Shakira smooches Shimon Peres
Moshe Milner, GPO

Shakira, the Colombian pop diva (of Lebanese descent), spoke courageously against Israel's 2006 aggression in the land of her forebears, calling on "the leaders of the US and of the world's great powers to stop this war, since we all know they could stop it. We want something better for our children, for the children of Colombia, the children of Israel, the children of Palestine, the children of Lebanon, the children of the world." In 2003, when Bush's Iraq invasion was pending, she incorporated into her concerts a sketch with giant puppets of the Grim Reaper playing chess with Bush and Saddam as the pieces. Good stuff.

But now the Jewish Telegraphic Agency reports that the sexy superstar has just appeared as a UNICEF "goodwill ambassador" at the third annual Israeli President's Conference—in defiance of a Facebook appeal by sanctions advocates. The Facebook page, "Shakira: Say NO to apartheid and YES to Freedom for Palestine," has won 1,926 "likes." It links to an open letter, signed by both Israelis and Palestinians, urging Shakira, "Please sing freedom for Palestine instead of endorsing Shimon Peres and Israeli apartheid!"
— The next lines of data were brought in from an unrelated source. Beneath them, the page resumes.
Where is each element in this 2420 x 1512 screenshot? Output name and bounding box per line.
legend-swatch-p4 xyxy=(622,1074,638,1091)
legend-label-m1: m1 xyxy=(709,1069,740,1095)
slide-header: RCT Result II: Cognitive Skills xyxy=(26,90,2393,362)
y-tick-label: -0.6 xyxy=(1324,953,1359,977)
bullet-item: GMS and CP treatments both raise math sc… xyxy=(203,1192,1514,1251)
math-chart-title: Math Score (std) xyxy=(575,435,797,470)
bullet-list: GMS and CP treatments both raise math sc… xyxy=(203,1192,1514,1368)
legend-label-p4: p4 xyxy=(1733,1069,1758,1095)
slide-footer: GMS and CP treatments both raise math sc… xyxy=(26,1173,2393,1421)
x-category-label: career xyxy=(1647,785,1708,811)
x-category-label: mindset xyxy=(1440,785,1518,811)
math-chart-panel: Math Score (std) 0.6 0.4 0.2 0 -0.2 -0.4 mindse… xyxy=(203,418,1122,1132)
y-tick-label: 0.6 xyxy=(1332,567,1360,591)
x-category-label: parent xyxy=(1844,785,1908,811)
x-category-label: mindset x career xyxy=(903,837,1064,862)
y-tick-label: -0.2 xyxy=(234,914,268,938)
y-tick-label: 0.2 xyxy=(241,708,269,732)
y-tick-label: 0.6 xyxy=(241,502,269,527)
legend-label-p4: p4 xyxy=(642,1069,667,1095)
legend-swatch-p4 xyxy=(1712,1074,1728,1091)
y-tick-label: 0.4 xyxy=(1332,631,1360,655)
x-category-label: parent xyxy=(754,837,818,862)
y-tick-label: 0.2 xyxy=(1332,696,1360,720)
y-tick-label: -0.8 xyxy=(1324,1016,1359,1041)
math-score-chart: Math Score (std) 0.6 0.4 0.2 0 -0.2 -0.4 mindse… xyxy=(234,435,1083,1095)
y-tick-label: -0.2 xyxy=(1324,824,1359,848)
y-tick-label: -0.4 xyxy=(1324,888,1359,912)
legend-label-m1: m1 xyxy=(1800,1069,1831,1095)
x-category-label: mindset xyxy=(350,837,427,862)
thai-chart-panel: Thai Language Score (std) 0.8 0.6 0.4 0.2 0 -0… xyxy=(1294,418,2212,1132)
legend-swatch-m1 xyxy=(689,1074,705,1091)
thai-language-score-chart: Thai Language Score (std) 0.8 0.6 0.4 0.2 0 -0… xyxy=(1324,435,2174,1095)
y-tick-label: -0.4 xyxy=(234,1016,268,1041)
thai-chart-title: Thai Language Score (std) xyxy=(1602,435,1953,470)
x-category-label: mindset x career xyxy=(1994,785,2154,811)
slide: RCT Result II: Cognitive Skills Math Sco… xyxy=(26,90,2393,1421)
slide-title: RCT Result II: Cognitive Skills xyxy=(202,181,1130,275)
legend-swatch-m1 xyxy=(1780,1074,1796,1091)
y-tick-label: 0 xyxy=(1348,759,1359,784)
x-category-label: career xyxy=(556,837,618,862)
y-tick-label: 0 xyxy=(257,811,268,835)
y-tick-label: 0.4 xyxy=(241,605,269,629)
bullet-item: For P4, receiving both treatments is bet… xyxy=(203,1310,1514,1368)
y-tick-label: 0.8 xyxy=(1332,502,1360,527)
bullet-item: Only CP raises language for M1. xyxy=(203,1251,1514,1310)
Peres, a two-time Israeli prime minister the current Israeli president (a largely ceremonial position), presided over the conference, and a photo on the Israeli news portal YNet shows prez Peres and the Arabo-Colombian diva sharing a sociable smooch. She was quoted with predictable platitudes about how  the Holy Land is the "perfect place to talk about how urgent it is to invest in education." The Palestinian students whose schoolhouse was destroyed by IDF troops in the Jordan Valley earlier this year might view this statement with a degree of irony, as might those whose schools have been closed by the West Bank wall, or attacked with tear gas during graduation ceremonies.

Peres, in his own comments at the conference, praised Shakira, saying that she represents "hope and innocence." The reference to "innocence" could be read in a less than flattering light.